There are dates that hurt. Dates that are stamped in your memory. Dates that mean something different to you than they mean to anyone else. And, I think, you know you are healing when those dates come around and instead of pain, you simply feel reminded. This small change in emotion is a victory. Four years ago today I found out my ex-husband was having an affair. For the past three years, this date has brought my heart the heavy weight of grief. Today I don’t feel that way. I merely feel reminded. For three years on this date I suffered in silence (ok, maybe not complete silence), but my soul certainly hurt more than I let on. Today, after a full and thorough check on my emotions…I feel ok. I feel hungry (per usual). I feel pressed for time. I feel stressed about finances (also per usual). But mostly I feel ok. September 8 has turned into a date where something bad happened, and although I can still remember every detail about that day…it’s just a day that I lived through. And I’m ok.

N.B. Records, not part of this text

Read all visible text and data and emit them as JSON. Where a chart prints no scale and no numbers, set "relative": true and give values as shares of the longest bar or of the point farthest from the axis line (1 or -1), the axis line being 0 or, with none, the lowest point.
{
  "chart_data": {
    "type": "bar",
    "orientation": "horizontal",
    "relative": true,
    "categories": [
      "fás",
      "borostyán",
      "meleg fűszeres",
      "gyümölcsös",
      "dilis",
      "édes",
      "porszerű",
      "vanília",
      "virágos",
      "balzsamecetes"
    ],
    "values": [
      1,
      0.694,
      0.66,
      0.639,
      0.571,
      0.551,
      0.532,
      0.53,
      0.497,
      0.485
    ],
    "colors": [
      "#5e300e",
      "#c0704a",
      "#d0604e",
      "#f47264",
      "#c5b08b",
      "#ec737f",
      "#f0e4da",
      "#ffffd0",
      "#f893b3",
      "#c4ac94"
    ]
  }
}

The huge problem with the memory of those hurtful dates, is not the reminder that they happened, but the whole “moving forward in faith” after the fact. You have to keep moving. You have to heal yourself. You have to regain control of your life. You have to. You must. You have to face the many new fears you accumulated. Fears you never thought you would have. You have to own them and conquer them. Most people will assume your fears have to do with a new relationship, and while there are MANY fears associated with that whole aspect of my life, that is not my greatest fear. I don’t fear learning how to trust another human again. I have a very open heart. Trust and love and joy come easy to me. It is the best part of who I am. I fear learning how to trust myself. I’m a smart girl. How did I get it SO wrong before? Why didn’t I see the red flags? How was I so blind? Why did I stay so long? Why did I waste so much time? Time that I can never get back. How can I trust myself to make the right decisions for my life when I have failed so miserably in the past?
Re-learning how to trust my gut instincts, my intuition, my “hunches” is a daily struggle. Sometimes my heart says “no”, but then my brain says “that’s just your fear talking…you can do this.” I’m currently back in New York City and every day is terrifying in a different way. Does that mean I don’t belong here? Or is this just a fear I haven’t faced yet. I can justify just about anything (that’s basically what being a non-union musical theatre actress is all about), but which way is right? Or could any choice be right as long as I’m keeping my eyes fixed on the Lord? I don’t lack faith in the Lord. I don’t lack trust in the people in my life. I lack those qualities in myself. That is the conflict. That is the hurdle to cross. That is the mountain to climb.
I’m not throwing myself a pity party, or trying to play the martyr. I’m saying that these thoughts and feelings are normal. I’m saying it because I don’t think it’s said enough. I’m saying it because sometimes you need permission to be uncertain. I’m saying it because hiding behind a brave face can become exhausting. I’m saying it because sometimes it’s the honesty about our fears that unites us. I’m saying it because although I am flawed…I am ok (and hungry). And you are too.
1 Peter 5:10 “And the God of grace, who called you to his eternal glory in Christ, after you have suffered a little while, will himself restore you and make you strong, firm and steadfast.”